È nelle librerie il nuovo libro di monsignor Giulio Dellavite «Elogio della normalità. Riscoprire il divino nella vita di tutti i giorni» (Mondadori, pp. 218, euro 18). Sacerdote dal 1996, dopo aver svolto alcuni anni di ministero parrocchiale e aver lavorato in Santa Sede come Officiale della Congregazione per i Vescovi, monsignor Dellavite oggi è Segretario generale della Curia di Bergamo. Con Mondadori ha già pubblicato «Benvenuti al ballo della vita» (2011), «Se ne ride chi abita i cieli» (2019) e «Ribellarsi» (2021).

Perché ha pensato di fare un «elogio» di qualcosa che è sotto gli occhi di tutti?
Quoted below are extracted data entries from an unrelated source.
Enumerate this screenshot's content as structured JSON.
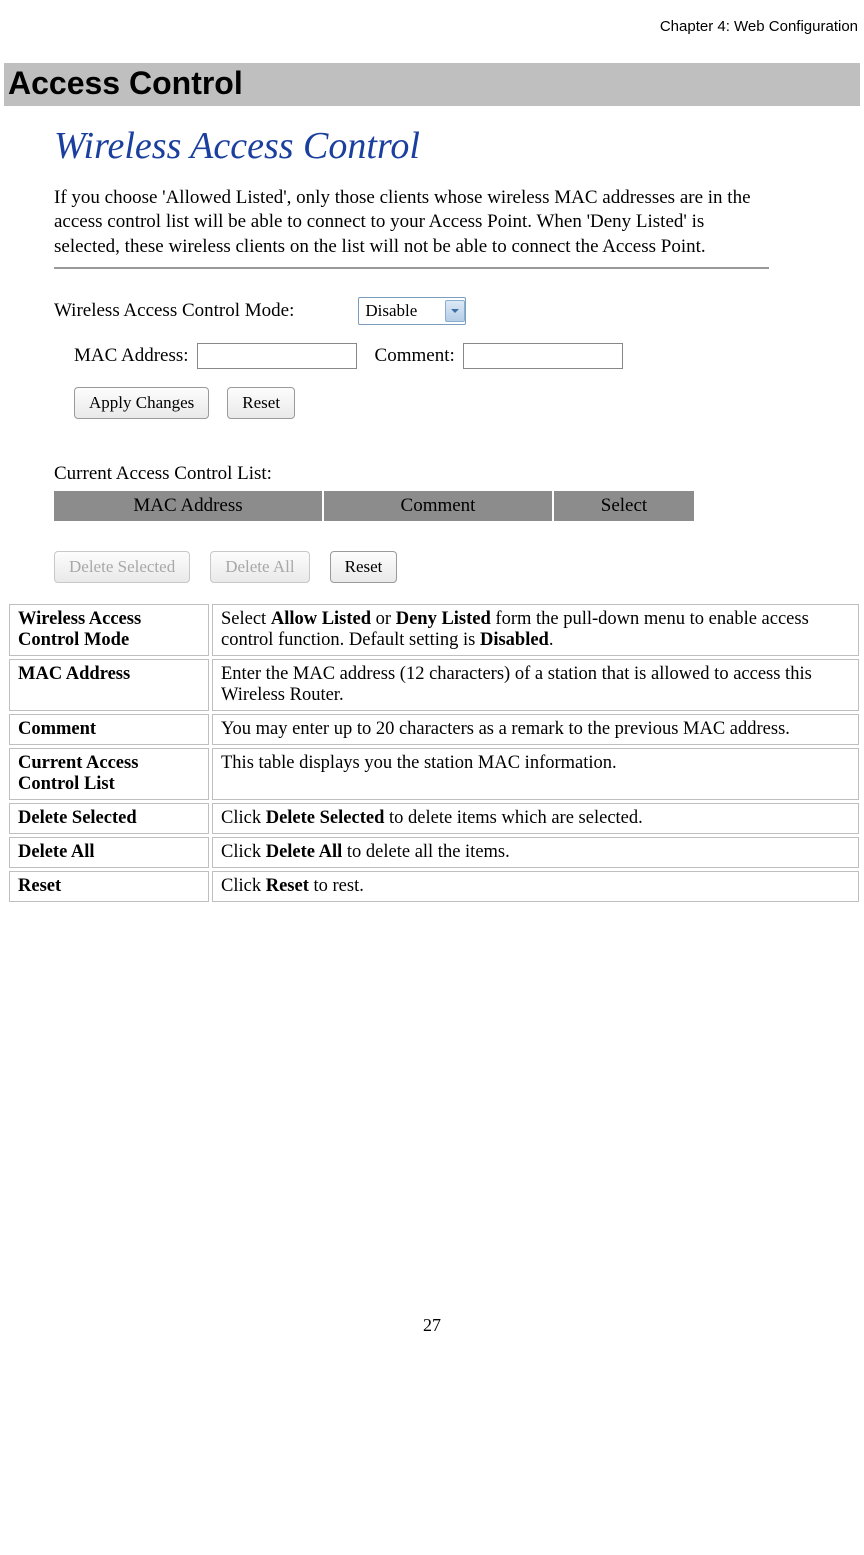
{
  "chapter": "Chapter 4: Web Configuration",
  "section_title": "Access Control",
  "screenshot": {
    "title": "Wireless Access Control",
    "description": "If you choose 'Allowed Listed', only those clients whose wireless MAC addresses are in the access control list will be able to connect to your Access Point. When 'Deny Listed' is selected, these wireless clients on the list will not be able to connect the Access Point.",
    "mode_label": "Wireless Access Control Mode:",
    "mode_value": "Disable",
    "mac_label": "MAC Address:",
    "comment_label": "Comment:",
    "apply_btn": "Apply Changes",
    "reset_btn": "Reset",
    "list_label": "Current Access Control List:",
    "table_headers": {
      "c1": "MAC Address",
      "c2": "Comment",
      "c3": "Select"
    },
    "delete_selected_btn": "Delete Selected",
    "delete_all_btn": "Delete All",
    "reset_btn2": "Reset"
  },
  "rows": [
    {
      "label": "Wireless Access Control Mode",
      "pre": "Select ",
      "b1": "Allow Listed",
      "mid1": " or ",
      "b2": "Deny Listed",
      "mid2": " form the pull-down menu to enable access control function. Default setting is ",
      "b3": "Disabled",
      "post": "."
    },
    {
      "label": "MAC Address",
      "text": "Enter the MAC address (12 characters)  of a station that is allowed to access this Wireless Router."
    },
    {
      "label": "Comment",
      "text": "You may enter up to 20 characters as a remark to the previous MAC address."
    },
    {
      "label": "Current Access Control List",
      "text": " This table displays you the station MAC information."
    },
    {
      "label": "Delete Selected",
      "pre": "Click  ",
      "b1": "Delete Selected",
      "post": " to delete items which are selected."
    },
    {
      "label": "Delete All",
      "pre": "Click  ",
      "b1": "Delete All",
      "post": " to delete all the items."
    },
    {
      "label": "Reset",
      "pre": "Click  ",
      "b1": "Reset",
      "post": " to rest."
    }
  ],
  "page_number": "27"
}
«La normalità spesso ci sembra sinonimo di noia, grigiore, rassegnazione. Una ruota da criceti su cui continuiamo a correre, una prigione dalla quale vorremmo evadere. A volte ci sembra una prigione, tanto da volerne forzare le sbarre per evadere. Ci sono momenti in cui i rimpianti sembrano superare i sogni e allora si vorrebbe qualcosa di diverso. Invece di ingozzarsi di illusioni e trovarsi poi a vomitare delusioni, il mio vuol essere un invito a riscoprire la straordinarietà dell’ordinarietà. Se affiniamo lo sguardo e apriamo il cuore, le piccole cose quotidiane hanno un valore immenso, possono permetterci di evolvere e migliorare».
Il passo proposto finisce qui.